South Korea, Japan and the U.S. are working to gather support for U.N. punishment of the North if the launch goes off. But experts say the opponents face a tough road.

The International Crisis Group, a Brussels-based think tank, notes the two U.N. resolutions "specifically refer to missile launches and missile programs." That coupled with the space treaty's wording might provide council members China and Russia, which have been less critical of the launch plan, with ammunition to shelter North Korea from punishment.

"Such an argument would be based on a long-standing rule of interpretation applicable in both international and domestic law that a pre-existing right can only be overturned or suspended in the clearest possible language," its report said.

If the North ends up launching a satellite as it claims, then even the "very strong" U.N. resolution "may not prohibit the placing of a civil communications satellite in orbit, even if doing that might indirectly contribute to building up ballistic missile technology," said Tanja Masson-Zwaan, president of the Paris-based International Institute of Space Law.

Lee Keun-gwan, an expert on international law at Seoul National University, said that North Korea's launch cannot be viewed in isolation from its past behavior, even though there could be some room for debate over its legality.

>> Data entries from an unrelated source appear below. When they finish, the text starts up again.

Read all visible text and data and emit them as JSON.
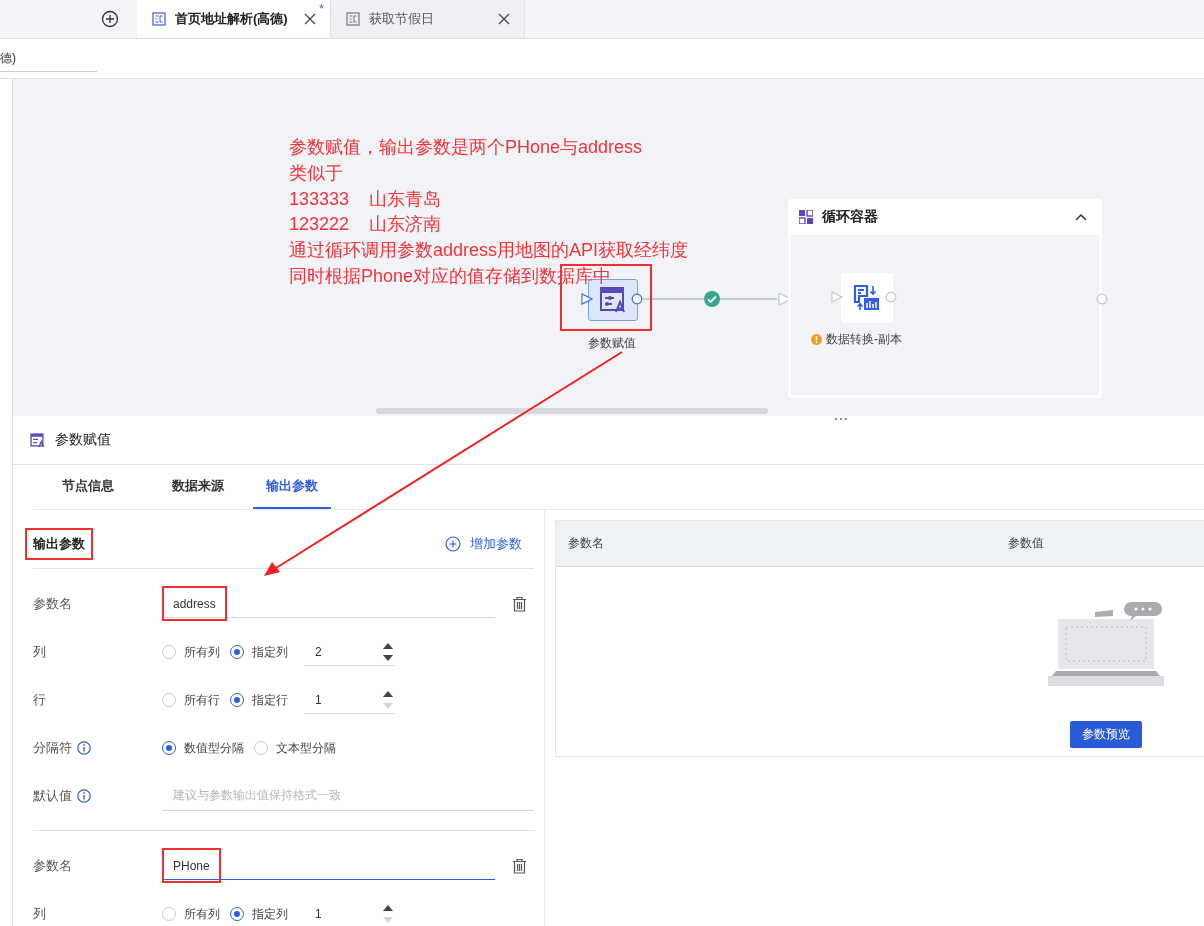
{
  "tabs": [
    {
      "label": "首页地址解析(高德)",
      "selected": true,
      "modified_mark": "*"
    },
    {
      "label": "获取节假日",
      "selected": false
    }
  ],
  "name_field": {
    "value": "德)"
  },
  "canvas": {
    "annotation_lines": [
      "参数赋值，输出参数是两个PHone与address",
      "类似于",
      "133333    山东青岛",
      "123222    山东济南",
      "通过循环调用参数address用地图的API获取经纬度",
      "同时根据Phone对应的值存储到数据库中"
    ],
    "source_node": {
      "label": "参数赋值",
      "highlighted": true
    },
    "link_ok": true,
    "container": {
      "title": "循环容器",
      "expanded": true,
      "node": {
        "label": "数据转换-副本",
        "warning": true
      }
    }
  },
  "panel": {
    "title": "参数赋值",
    "tabs": [
      {
        "label": "节点信息",
        "selected": false
      },
      {
        "label": "数据来源",
        "selected": false
      },
      {
        "label": "输出参数",
        "selected": true
      }
    ],
    "section_title": {
      "text": "输出参数",
      "highlighted": true
    },
    "add_button": "增加参数",
    "params": [
      {
        "name_label": "参数名",
        "name": "address",
        "focused": false,
        "highlighted": true,
        "fields": [
          {
            "kind": "radio-number",
            "label": "列",
            "options": [
              {
                "label": "所有列",
                "selected": false
              },
              {
                "label": "指定列",
                "selected": true
              }
            ],
            "value": "2",
            "can_decrease": true
          },
          {
            "kind": "radio-number",
            "label": "行",
            "options": [
              {
                "label": "所有行",
                "selected": false
              },
              {
                "label": "指定行",
                "selected": true
              }
            ],
            "value": "1",
            "can_decrease": false
          },
          {
            "kind": "radio",
            "label": "分隔符",
            "info": true,
            "options": [
              {
                "label": "数值型分隔",
                "selected": true
              },
              {
                "label": "文本型分隔",
                "selected": false
              }
            ]
          },
          {
            "kind": "text",
            "label": "默认值",
            "info": true,
            "placeholder": "建议与参数输出值保持格式一致"
          }
        ]
      },
      {
        "name_label": "参数名",
        "name": "PHone",
        "focused": true,
        "highlighted": true,
        "fields": [
          {
            "kind": "radio-number",
            "label": "列",
            "options": [
              {
                "label": "所有列",
                "selected": false
              },
              {
                "label": "指定列",
                "selected": true
              }
            ],
            "value": "1",
            "can_decrease": false
          }
        ]
      }
    ]
  },
  "preview": {
    "columns": [
      "参数名",
      "参数值"
    ],
    "button": "参数预览"
  }
}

"International society is justified in urging North Korea to respect the spirit as well as the letter of the relevant U.N. Security Council resolutions," he said.

There is also a propaganda angle to the North's plan, analysts said.

South Korea plans to launch a research satellite later this year, and Pyongyang may want to win the space race with Seoul, analysts said.

"It would be a huge propaganda coup to launch a satellite before South Korea," said Daniel Pinkston, a Seoul-based analyst for the International Crisis Group. "If North Korea can do this first, the North Korean regime will benefit in terms of nationalistic propaganda."